MINNEAPOLIS (AP) -- The attorney for a man who says he was sexually abused decades ago by a now-deceased priest at a Wisconsin school for the deaf says the Vatican has refused to be served with a lawsuit over the matter.

St. Paul attorney Jeff Anderson, who frequently clashes with the Catholic hierarchy over abuse allegations, said in a Sunday news release that his office tried to serve the lawsuit naming Pope Benedict XVI and other high-ranking officials at the Vatican as defendants, but that it was returned via Federal Express.

Anderson's client, listed in court papers as John Doe, is a deaf man from Illinois who alleged in his lawsuit that the late Rev. Lawrence Murphy molested him for a number of years while Murphy worked at a Milwaukee-area school for the deaf. The lawsuit contends Pope Benedict and other Vatican officials conspired to keep quiet decades of abuse allegations against Murphy.

Anderson did not return a call seeking comment Sunday but planned a Monday news conference in which he'll accuse the Vatican of "dragging out the healing of deaf victims."

Jeffrey Lena, the U.S.-based attorney for the Vatican, said in an e-mail that the lawsuit should have been served through diplomatic channels as would be done with any foreign state. He wrote that holding a news conference on such a matter "is really just a form of grandstanding by Mr. Anderson for the press and the public."

A U.S. federal judge in October asked the Vatican to cooperate in serving court papers to the pope and two other Vatican officials, Cardinal Tarcisio Bertone and Cardinal Angelo Sodano. The Vatican is not obliged to comply with such requests.

Murphy, who died in 1998, has been accused of sexually abusing some 200 boys at the deaf school from 1950 to 1974. In 1996, Milwaukee Archbishop Rembert Weakland had complained about Murphy in a letter to the Vatican's Congregation for the Doctrine of Faith, the powerful Vatican office led by then-Cardinal Joseph Ratzinger from 1981 until he became pope in 2005.
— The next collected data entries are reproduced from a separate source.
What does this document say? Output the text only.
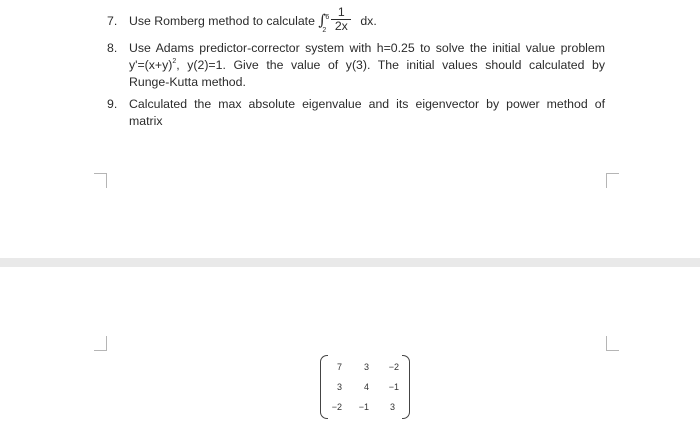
7. Use Romberg method to calculate ∫ 6
2
1
2x	dx.
8. Use Adams predictor-corrector system with h=0.25 to solve the initial value problem
$y'=(x+y)^2$, y(2)=1. Give the value of y(3). The initial values should calculated by
Runge-Kutta method.
9. Calculated the max absolute eigenvalue and its eigenvector by power method of
matrix
7	3	−2
3	4	−1
−2	−1	3
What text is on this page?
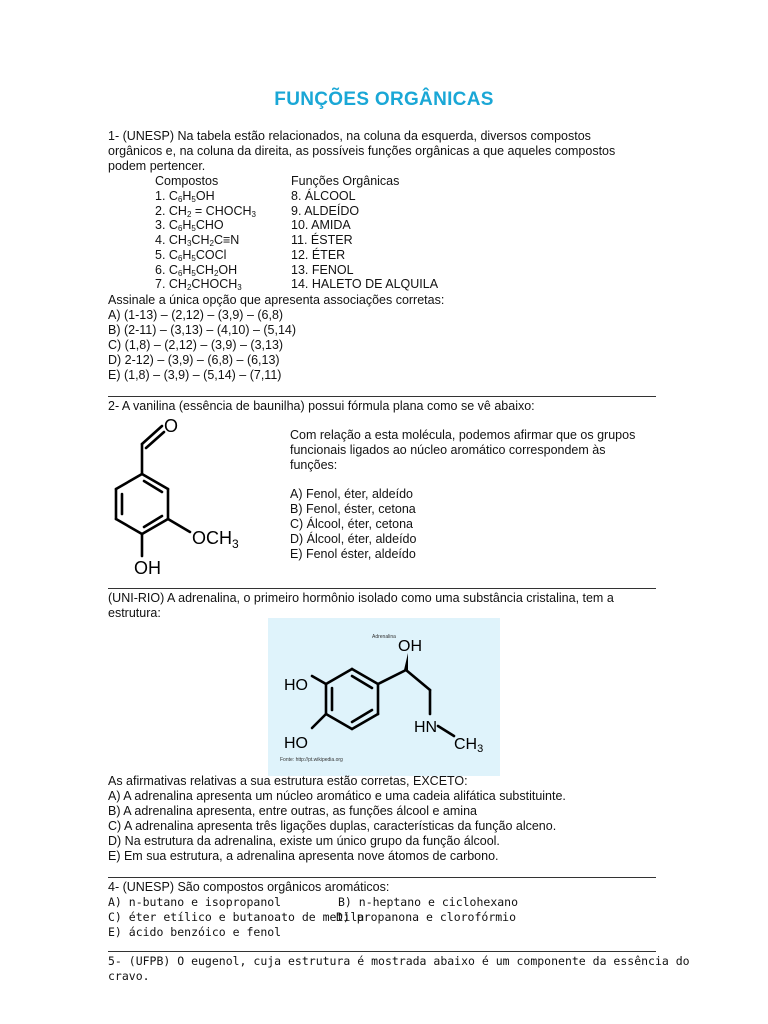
FUNÇÕES ORGÂNICAS
1- (UNESP) Na tabela estão relacionados, na coluna da esquerda, diversos compostos
orgânicos e, na coluna da direita, as possíveis funções orgânicas a que aqueles compostos
podem pertencer.
Compostos	Funções Orgânicas
1. $C_6H_5OH$
2. $CH_2$ = $CHOCH_3$
3. $C_6H_5CHO$
4. $CH_3CH_2C\equiv N$
5. $C_6H_5COCl$
6. $C_6H_5CH_2OH$
7. $CH_2CHOCH_3$
8. ÁLCOOL
9. ALDEÍDO
10. AMIDA
11. ÉSTER
12. ÉTER
13. FENOL
14. HALETO DE ALQUILA
Assinale a única opção que apresenta associações corretas:
A) (1-13) – (2,12) – (3,9) – (6,8)
B) (2-11) – (3,13) – (4,10) – (5,14)
C) (1,8) – (2,12) – (3,9) – (3,13)
D) 2-12) – (3,9) – (6,8) – (6,13)
E) (1,8) – (3,9) – (5,14) – (7,11)
2- A vanilina (essência de baunilha) possui fórmula plana como se vê abaixo:
O
$OCH_3$
OH
Com relação a esta molécula, podemos afirmar que os grupos
funcionais ligados ao núcleo aromático correspondem às
funções:
A) Fenol, éter, aldeído
B) Fenol, éster, cetona
C) Álcool, éter, cetona
D) Álcool, éter, aldeído
E) Fenol éster, aldeído
(UNI-RIO) A adrenalina, o primeiro hormônio isolado como uma substância cristalina, tem a
estrutura:
Adrenalina
OH
HO
HO
HN
CH3
Fonte: http://pt.wikipedia.org
As afirmativas relativas a sua estrutura estão corretas, EXCETO:
A) A adrenalina apresenta um núcleo aromático e uma cadeia alifática substituinte.
B) A adrenalina apresenta, entre outras, as funções álcool e amina
C) A adrenalina apresenta três ligações duplas, características da função alceno.
D) Na estrutura da adrenalina, existe um único grupo da função álcool.
E) Em sua estrutura, a adrenalina apresenta nove átomos de carbono.
4- (UNESP) São compostos orgânicos aromáticos:
A) n-butano e isopropanol	B) n-heptano e ciclohexano
C) éter etílico e butanoato de metila
D) propanona e clorofórmio
E) ácido benzóico e fenol
5- (UFPB) O eugenol, cuja estrutura é mostrada abaixo é um componente da essência do
cravo.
That office initially ordered Weakland to hold a canonical trial against Murphy in 1997, but later changed course after a letter from the accused. The Vatican noted Murphy's advanced age, failing health and lack of further allegations.

The Vatican argues it's not liable for clerical sex-abuse cases under canon law and a church structure that holds bishops -- and not Rome -- responsible for disciplining pedophile priests.

Plaintiffs in a similar case in Oregon have sued the Vatican using a similar approach. Anderson represents clients in that proceeding as well, and on numerous occasions has expressed a desire to hold prominent Vatican leaders liable for sexual abuse by priests.